Multiple origins of replication contribute to a discontinuous pattern of DNA synthesis across the T4 genome during infection.

Chromosomes provide a template for a number of DNA transactions, including replication and transcription, but the dynamic interplay between these activities is poorly understood at the genomic level. The bacteriophage T4 has long served as a model for the study of DNA replication, transcription, and recombination, and should be an excellent model organism in which to integrate in vitro biochemistry into a chromosomal context. As a first step in characterizing the dynamics of chromosomal transactions during T4 infection, we have employed a unique set of macro array strategies to identify the origins of viral DNA synthesis and monitor the actual accumulation of nascent DNA across the genome in real time.

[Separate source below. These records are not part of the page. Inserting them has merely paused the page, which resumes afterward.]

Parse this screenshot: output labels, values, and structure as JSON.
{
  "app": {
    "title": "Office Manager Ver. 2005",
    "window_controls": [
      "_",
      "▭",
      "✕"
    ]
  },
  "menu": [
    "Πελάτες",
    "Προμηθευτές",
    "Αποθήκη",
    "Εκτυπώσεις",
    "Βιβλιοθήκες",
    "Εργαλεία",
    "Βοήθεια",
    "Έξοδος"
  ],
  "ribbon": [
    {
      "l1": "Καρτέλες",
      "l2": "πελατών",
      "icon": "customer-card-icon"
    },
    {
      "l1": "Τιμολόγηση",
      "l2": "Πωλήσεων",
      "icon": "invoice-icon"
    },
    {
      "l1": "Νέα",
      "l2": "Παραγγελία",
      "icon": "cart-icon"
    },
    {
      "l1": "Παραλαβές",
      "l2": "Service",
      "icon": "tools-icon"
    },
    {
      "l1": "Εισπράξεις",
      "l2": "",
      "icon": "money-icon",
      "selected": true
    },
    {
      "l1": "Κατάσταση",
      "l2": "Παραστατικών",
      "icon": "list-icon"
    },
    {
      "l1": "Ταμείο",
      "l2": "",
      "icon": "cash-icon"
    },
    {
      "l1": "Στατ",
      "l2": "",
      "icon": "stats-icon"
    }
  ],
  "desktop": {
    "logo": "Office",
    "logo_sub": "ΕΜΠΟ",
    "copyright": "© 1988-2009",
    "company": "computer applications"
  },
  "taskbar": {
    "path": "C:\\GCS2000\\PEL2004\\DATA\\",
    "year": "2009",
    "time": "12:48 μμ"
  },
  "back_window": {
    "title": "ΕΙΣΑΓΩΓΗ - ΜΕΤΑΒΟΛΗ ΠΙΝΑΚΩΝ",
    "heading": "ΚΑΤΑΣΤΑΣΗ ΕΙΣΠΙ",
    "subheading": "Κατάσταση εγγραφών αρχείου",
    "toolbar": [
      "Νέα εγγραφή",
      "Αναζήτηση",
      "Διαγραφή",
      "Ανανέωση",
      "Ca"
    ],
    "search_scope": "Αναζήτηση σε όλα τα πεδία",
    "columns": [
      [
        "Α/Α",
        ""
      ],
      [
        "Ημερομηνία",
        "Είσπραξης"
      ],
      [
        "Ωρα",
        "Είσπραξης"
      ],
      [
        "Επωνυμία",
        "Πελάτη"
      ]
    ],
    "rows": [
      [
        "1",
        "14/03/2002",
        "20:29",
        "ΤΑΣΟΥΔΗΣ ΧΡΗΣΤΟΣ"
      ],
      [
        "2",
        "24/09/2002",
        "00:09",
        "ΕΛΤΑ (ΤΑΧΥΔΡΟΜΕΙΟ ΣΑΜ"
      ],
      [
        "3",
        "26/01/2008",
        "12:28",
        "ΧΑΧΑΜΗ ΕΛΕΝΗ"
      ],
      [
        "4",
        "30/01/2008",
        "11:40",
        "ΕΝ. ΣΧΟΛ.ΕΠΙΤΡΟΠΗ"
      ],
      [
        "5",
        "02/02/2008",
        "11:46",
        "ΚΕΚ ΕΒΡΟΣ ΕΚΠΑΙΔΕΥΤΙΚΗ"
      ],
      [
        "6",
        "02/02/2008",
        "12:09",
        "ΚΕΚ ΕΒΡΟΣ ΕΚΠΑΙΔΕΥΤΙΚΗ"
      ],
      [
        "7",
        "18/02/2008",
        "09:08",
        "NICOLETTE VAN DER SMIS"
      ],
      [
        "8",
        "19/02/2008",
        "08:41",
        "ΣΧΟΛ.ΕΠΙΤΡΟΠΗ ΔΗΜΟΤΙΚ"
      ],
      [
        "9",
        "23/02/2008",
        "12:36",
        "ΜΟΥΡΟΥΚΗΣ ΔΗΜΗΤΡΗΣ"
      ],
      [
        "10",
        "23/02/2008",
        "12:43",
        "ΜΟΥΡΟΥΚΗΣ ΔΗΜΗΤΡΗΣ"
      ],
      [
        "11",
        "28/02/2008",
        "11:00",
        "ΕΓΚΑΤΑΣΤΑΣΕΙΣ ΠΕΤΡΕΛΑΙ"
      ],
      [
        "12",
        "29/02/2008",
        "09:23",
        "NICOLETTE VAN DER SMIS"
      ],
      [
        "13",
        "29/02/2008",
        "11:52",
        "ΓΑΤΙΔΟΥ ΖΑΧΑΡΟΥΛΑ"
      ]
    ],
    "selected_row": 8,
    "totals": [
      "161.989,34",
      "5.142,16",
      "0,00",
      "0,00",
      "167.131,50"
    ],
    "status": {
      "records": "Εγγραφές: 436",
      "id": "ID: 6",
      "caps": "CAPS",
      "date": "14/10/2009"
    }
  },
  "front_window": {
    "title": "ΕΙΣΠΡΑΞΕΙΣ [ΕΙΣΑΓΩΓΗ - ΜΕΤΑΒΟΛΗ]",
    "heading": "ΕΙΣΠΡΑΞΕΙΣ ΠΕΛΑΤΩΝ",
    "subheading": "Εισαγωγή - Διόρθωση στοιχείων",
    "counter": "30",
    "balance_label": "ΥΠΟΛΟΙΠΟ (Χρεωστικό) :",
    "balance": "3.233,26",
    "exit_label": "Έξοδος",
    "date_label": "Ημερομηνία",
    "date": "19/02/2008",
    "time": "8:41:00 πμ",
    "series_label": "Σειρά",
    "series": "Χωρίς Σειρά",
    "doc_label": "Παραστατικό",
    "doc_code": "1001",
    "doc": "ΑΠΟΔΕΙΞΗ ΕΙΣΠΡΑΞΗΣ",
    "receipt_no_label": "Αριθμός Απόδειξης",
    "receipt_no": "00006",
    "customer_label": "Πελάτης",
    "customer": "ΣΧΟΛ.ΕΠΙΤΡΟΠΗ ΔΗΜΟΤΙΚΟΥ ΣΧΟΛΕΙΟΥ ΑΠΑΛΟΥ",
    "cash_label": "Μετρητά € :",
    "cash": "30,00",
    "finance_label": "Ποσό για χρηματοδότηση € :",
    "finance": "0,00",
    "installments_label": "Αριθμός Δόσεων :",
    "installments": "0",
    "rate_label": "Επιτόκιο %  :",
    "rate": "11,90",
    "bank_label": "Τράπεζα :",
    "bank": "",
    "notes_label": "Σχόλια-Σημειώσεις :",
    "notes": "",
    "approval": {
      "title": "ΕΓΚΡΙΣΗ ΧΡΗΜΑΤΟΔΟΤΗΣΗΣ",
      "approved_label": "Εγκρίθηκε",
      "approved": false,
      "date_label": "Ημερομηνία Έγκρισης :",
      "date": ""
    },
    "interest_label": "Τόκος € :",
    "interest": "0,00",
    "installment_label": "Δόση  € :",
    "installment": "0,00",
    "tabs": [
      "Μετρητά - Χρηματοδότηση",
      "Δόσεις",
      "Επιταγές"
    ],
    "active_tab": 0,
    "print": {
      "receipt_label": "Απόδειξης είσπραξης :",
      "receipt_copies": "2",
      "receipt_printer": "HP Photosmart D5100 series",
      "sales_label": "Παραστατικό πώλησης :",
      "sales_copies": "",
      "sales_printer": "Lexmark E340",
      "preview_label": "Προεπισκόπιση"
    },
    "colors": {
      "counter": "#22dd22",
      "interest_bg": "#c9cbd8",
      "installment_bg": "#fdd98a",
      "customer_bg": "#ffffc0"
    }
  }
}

We show that T4 DNA synthesis originates from at least five discrete loci within a single population of infected cells, near oriA, oriC, oriE, oriF, and oriG, the first direct evidence of multiple, active origins within a single population of infected cells. Although early T4 DNA replication is initiated at defined origins, continued synthesis requires viral recombination. The relationship between these two modes of replication during infection has not been well understood, but we observe that the switch between origin and recombination-mediated replication is dependent on the number of infecting viruses. Finally, we demonstrate that the nascent DNAs produced from origin loci are regulated spatially and temporally, leading to the accumulation of multiple, short DNAs near the origins, which are presumably used to prime subsequent recombination-mediated replication. These results provide the foundation for the future characterization of the molecular dynamics that contribute to T4 genome function and evolution and may provide insights into the replication of other multi origin chromosomes.